The action takes place in a scenic mountain enclave that is trying to rebuild after the war. Controlling local mayor Uka (Luan Jaha) is only too happy to take credit for the cows newly donated from Switzerland and other quality-of-life upgrades. Uka also owns the village grocery store where his near-catatonic, always-cleaning wife (Aurita Agushi) and pretty daughter (Doresa Rexha) mind the till while he holds court with the smoking, coffee-drinking men out front.
While most of the women in the film are depicted within the confines of the domestic realm, strong, independent schoolmarm Lushe (Irena Cahani) is an exception. Not only does she work outside the home, but she must also do a man’s work around the house and play mother and father to her little boy, as her husband has been missing since the end of the war. Even before the article about the wartime rapes appears in the paper, Lushe seems to have a strained relationship with the local men — a tension that only increases as Uka tells them Lushe must be the source, and advises them to shun both her and her lad.
While the men are happy to comply because they believe Lushe has brought shame on them and their village, they can’t stop wondering about the identities of the three other raped women mentioned in the article. Even though their traditional attitudes are infuriating, the nuanced script by playwright and dramaturg Zymber Kelmendi makes it easy to empathize with a loving husband like Lushe’s onetime friend Sokol (Donat Qosja), whose conservative upbringing makes it impossible for him to even voice his fears to his melancholy wife (Leonora Mehmetaj).
Following up his 2005 allegorical feature, “Kukumi,” with another film that ultimately denounces the cruel treatment handed out to those who suffered in the war by their peers, director Qosja helms with sensitivity and clarity. He also gives the action the look of a Balkan Western, thanks to the magnificent natural locations and stellar lensing by Gokhan Tiryaki, who shot most of Nuri Bilge Ceylan’s later films, including “Winter Sleep.”

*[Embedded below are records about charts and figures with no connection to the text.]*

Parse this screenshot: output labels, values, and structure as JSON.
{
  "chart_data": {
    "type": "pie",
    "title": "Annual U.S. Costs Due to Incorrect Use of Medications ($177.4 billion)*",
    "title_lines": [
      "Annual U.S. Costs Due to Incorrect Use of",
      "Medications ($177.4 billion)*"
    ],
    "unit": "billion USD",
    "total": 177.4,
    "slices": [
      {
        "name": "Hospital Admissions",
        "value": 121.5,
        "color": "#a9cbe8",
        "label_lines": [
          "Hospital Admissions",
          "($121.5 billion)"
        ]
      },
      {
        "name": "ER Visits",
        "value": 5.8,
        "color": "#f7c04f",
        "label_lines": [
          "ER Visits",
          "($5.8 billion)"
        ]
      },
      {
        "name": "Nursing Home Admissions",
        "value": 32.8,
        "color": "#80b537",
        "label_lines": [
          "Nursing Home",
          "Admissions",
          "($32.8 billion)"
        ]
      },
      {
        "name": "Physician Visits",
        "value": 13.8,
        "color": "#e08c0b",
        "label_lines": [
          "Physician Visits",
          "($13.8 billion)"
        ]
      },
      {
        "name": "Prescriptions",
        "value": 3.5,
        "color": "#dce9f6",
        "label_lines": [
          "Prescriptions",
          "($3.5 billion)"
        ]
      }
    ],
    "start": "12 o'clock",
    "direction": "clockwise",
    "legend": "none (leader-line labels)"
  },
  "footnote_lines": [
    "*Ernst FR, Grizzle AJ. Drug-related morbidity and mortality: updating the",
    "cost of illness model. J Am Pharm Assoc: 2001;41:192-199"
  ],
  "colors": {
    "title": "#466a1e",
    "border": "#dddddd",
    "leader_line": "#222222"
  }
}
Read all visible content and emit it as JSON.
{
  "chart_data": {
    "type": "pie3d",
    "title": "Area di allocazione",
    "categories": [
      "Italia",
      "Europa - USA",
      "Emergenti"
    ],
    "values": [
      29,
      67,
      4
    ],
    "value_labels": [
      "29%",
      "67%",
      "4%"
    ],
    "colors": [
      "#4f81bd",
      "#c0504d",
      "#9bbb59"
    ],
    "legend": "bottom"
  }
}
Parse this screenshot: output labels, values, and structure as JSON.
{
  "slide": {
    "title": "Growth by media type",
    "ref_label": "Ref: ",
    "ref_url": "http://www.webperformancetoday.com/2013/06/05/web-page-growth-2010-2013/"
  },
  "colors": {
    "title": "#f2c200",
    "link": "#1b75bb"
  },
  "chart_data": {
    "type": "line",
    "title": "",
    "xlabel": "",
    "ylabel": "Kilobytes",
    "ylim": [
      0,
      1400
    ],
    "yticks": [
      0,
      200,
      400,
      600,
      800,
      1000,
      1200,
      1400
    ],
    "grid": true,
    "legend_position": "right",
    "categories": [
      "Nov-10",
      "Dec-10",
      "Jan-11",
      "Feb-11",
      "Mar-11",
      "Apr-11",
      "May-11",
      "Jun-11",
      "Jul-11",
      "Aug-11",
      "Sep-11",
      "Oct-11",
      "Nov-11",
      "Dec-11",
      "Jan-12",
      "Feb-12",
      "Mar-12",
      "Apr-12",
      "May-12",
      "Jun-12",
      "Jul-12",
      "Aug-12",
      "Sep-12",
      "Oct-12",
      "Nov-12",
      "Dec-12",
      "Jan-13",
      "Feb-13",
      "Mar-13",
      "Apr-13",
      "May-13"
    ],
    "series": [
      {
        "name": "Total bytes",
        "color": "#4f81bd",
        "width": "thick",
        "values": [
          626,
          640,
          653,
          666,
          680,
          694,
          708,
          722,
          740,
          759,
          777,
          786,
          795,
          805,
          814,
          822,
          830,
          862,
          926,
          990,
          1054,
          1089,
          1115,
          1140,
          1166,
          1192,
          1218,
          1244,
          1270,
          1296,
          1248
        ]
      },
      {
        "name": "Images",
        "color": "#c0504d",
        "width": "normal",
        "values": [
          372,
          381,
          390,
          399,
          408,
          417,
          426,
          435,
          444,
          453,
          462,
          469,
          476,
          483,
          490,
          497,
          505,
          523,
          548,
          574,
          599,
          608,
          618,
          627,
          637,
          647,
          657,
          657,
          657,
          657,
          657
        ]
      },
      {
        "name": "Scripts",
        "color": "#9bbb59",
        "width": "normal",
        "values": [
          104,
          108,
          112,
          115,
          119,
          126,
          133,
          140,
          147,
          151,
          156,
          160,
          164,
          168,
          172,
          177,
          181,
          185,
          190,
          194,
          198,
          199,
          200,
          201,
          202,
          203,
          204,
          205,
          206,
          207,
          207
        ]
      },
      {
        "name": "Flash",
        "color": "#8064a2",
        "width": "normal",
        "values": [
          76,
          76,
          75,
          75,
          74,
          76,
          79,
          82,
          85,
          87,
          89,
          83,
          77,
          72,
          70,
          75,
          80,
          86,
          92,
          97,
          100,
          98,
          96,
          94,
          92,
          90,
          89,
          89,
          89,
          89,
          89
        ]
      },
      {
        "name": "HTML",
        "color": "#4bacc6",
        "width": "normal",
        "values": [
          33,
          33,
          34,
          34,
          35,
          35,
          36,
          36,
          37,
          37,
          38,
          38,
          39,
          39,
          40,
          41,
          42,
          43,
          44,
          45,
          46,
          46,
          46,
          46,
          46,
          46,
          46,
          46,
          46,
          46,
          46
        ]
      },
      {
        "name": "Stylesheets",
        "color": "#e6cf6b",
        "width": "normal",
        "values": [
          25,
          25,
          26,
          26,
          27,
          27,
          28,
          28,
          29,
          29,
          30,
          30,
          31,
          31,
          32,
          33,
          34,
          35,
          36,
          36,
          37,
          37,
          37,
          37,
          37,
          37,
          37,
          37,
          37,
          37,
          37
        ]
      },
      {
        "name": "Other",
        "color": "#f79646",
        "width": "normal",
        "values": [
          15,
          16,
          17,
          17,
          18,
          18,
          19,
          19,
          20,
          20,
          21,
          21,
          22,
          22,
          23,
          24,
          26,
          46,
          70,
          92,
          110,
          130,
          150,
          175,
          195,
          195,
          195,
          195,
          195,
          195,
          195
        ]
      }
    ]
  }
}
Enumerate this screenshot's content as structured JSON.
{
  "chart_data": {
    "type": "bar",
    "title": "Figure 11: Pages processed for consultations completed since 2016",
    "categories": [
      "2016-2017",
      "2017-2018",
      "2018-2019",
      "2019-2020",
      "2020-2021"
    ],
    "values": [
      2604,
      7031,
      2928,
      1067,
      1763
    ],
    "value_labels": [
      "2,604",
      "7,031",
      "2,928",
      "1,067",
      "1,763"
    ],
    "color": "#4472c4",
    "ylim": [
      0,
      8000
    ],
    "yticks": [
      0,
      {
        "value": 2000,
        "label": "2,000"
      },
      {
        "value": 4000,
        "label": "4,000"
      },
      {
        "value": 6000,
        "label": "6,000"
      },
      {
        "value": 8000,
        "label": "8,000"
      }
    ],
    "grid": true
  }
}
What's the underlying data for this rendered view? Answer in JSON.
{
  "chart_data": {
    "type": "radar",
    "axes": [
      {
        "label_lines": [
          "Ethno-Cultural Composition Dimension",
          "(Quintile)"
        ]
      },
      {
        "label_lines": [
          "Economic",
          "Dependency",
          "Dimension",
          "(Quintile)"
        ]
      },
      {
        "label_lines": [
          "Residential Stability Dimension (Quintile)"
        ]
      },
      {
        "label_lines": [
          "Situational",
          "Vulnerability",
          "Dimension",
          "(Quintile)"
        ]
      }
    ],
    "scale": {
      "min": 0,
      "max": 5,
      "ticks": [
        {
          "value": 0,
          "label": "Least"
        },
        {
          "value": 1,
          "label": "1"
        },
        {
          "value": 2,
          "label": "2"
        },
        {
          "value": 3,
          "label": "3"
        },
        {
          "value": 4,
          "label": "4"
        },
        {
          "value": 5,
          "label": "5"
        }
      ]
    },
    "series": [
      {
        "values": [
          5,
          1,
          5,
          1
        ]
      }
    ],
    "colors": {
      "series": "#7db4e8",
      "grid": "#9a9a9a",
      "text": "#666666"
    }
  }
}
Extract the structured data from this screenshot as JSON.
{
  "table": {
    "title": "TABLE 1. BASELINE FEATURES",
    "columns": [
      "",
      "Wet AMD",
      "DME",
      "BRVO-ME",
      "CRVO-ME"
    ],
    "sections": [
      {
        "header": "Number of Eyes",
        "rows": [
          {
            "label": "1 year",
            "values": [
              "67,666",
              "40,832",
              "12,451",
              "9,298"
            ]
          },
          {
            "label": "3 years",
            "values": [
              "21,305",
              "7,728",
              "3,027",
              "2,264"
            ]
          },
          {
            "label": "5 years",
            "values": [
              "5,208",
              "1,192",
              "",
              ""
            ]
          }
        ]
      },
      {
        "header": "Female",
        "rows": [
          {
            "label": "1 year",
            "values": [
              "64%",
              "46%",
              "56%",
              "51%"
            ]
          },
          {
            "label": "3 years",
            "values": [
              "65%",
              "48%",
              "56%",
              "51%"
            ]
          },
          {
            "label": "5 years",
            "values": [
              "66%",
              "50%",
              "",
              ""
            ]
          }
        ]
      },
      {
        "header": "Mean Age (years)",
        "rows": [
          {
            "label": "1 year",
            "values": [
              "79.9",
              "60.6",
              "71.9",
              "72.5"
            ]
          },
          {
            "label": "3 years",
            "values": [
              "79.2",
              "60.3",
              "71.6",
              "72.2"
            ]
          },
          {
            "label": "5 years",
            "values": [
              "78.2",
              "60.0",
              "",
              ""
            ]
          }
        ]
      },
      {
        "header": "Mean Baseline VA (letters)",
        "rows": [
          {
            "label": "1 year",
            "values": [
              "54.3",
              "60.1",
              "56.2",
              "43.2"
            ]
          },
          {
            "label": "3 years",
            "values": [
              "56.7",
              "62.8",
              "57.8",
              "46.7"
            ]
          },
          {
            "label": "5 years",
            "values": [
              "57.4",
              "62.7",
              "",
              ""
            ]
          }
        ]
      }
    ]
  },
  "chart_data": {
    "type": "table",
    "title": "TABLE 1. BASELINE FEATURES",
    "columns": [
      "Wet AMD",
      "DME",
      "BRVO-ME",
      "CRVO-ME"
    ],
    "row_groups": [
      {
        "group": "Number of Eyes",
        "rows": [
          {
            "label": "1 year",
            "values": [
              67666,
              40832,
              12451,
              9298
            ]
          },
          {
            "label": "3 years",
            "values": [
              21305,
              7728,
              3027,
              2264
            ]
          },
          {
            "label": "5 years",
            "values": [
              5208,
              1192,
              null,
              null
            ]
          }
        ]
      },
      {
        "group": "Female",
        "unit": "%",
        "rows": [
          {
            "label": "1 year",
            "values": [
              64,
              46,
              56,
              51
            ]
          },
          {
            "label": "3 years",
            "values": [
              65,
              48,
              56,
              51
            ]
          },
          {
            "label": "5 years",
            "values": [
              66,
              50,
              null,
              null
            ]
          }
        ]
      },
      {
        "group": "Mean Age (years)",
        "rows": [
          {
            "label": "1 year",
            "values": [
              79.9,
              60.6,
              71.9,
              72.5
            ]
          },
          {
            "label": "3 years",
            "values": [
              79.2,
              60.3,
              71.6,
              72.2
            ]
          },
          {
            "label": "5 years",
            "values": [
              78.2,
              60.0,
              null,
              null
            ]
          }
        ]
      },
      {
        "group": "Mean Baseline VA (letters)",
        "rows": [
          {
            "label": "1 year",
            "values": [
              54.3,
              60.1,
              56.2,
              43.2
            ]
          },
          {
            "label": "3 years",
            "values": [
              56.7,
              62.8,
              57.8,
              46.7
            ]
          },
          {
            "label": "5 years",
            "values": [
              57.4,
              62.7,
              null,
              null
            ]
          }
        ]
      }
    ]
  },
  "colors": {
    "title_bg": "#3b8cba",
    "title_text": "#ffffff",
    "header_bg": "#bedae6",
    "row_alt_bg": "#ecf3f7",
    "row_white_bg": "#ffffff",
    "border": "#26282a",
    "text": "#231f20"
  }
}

As the woman who is victimized twice yet refuses to play a victim, theater thesp Cahani makes a strong impression in her first feature role. Jaha also scores as a man whose world is crumbling around him, and whose fight to hide humiliating secrets leads him to treat those who deserve the deepest sympathy in a dehumanizing way. The good-looking tech package benefits from European post-production polish.